Its SH can a proton liberate,
The pK of this group being close to eight.
But more important, you should realize,
That the sulfhydryl group can oxidize,
And that, thereby, two cysteines are joined
(For such a pair the name cystine is coined).
If cysteines are linked, it's surely true,
The peptide chains they're part of are joined, too.
Thus protein structures, full of folds and kinks,
Are held together by cystine cross-links.
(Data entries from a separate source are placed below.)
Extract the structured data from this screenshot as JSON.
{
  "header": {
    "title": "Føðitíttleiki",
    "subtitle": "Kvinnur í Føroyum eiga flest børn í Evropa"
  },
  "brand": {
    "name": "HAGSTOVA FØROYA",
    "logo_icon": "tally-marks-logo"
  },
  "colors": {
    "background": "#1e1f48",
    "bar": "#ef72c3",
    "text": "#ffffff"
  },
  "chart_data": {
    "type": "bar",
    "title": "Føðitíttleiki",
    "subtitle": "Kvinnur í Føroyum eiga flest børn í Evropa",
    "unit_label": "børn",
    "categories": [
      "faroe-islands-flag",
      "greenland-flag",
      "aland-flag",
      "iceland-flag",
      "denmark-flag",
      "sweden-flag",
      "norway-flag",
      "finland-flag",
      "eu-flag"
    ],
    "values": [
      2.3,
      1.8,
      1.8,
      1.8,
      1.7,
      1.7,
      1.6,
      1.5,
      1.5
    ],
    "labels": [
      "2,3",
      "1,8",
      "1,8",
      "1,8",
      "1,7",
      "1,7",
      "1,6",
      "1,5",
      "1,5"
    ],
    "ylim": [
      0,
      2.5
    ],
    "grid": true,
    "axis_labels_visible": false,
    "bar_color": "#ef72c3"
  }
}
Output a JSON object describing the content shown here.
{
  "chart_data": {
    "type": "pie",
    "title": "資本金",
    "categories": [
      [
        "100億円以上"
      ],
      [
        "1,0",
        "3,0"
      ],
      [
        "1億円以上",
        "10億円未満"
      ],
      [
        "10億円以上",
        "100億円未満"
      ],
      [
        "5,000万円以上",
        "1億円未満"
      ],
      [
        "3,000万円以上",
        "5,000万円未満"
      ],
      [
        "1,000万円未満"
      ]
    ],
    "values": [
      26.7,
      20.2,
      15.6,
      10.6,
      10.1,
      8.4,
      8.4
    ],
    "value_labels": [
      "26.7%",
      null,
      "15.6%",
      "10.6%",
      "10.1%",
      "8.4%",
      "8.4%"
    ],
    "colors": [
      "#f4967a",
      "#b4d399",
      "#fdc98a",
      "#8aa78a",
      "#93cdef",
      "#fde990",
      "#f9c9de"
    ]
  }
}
Phenylalanine and Tyrosine

We now consider phenylalanine,
Whose name alone the structure does convene.
And tyrosine, in structure close related,
Just phenyalalanine hydroxylated.
When phenyl group has a hydroxyl gained
Then are its properties substantially changed:
Decreased is its hydrophobicity;
More strongly it absorbs in the uv.
And should the pH over ten arise,
Then does this new hydroxyl ionize.
In proteins this OH is wont to form
H-bonds, and these, and others, do transform
A random polypeptide, as a rule,
To a precisely folded molecule.
An enzyme found within each living cell
Performs this same hydroxylation well;
But should there in this enzyme lie a fault,
Phenylketonuria is the result.



Tryptophan

Let alanine an indole function gain,
And from the two arises tryptophan.
(The indole group, in case you don’t remember,
Has benzene ring and pyrrole fused together.
And pyrrole—is it hard remembering?—
Has four carbons and an N joined in a ring.)
Now indole is a planar residue;
Aside from this, it’s hydrophobic, too.
The indole group so strongly resonates
That it impinging photons captivates —
To an absorption spectrum this gives rise
Which is presented for you to apprise.

Aspartic and Glutamic Acids

Now aspartate has carbon atoms four;
And glutamate has these and then one more.
Carboxyl groups at each extremity
Make these compounds acidic, you’ll agree.
Alpha carboxyls have pK’s near two,
So it may come as a surprise to you,
That pK values close to four attend
Carboxyl groups placed at the other end.
And now about an enzyme I’ll relate
Which the amino cleaves from glutamate
To yield ammonia, there inside the cell,
And alpha ketoglutarate as well.
A second enzyme then the latter takes,
And from it glutamate regenerates.
For this amino groups are now required,
And from amino acids they’re acquired.
Thus using glutamate, as you can see,
The cell has this broad capability:
Diverse amino acids can it take,
And every one of them deaminate.
And residues which then are left behind,
To metabolic pathways are consigned.



Asparagine and Glutamine

Aspartate’s amide is asparagine,
And glutamate’s is known as glutamine
. The two are neutral—amides have no charge,
But polar still with dipole moments large.



Arginine

If alanine’s two carbons more extended,
And a guanido’s to the end appended,
A compound’s formed which arginine we call—
Most base amino acid of them all;
For the guanido group has pK high;
At nearly 12.5 it’s known to lie.
(Now the guanido group, my freshmen friends,
Is but a C surrounded by three N’s.)
A liver enzyme, arginase by name,
Does act on arginine and cleaves the same
By hydrolysis, for water comes between,
To yield urea and also ornithine.
The latter converts back to arginine
By a complex, but key, reaction scheme
In which excess ammonia is consumed,
Except for this the cell were surely doomed.
Thus arginine—you should remember this—
Is source of the urea in your piss.



Lysine

This unbranched basic molecule is lysine.
It has four carbons more than are in glycine,
And an amino group on its tail end
Which has a pK value over ten.



Histidine

The residue which histidine we call
Is alanine with an imidazole.
The latter is—now listen closely, please—
A pentagon with two N’s and three C’s.
To histidine a proton can affix;
Its R-group has a pK close to six
Dear students, this is, as you know full well.
Not far from the pH within the cell,
And since the pK of a group may change,
Influenced by other groups lying at close range,
So histidine within a protein structure,
Shows sometimes one ion form, sometimes the other.



Epilogue

With the amino acids we are through.
The learning of them now is up to you.
Do not despair, but work industriously;
And you will have them mastered presently;
And think, when it is late and you grow bored,
Of the M.D. that will be your reward.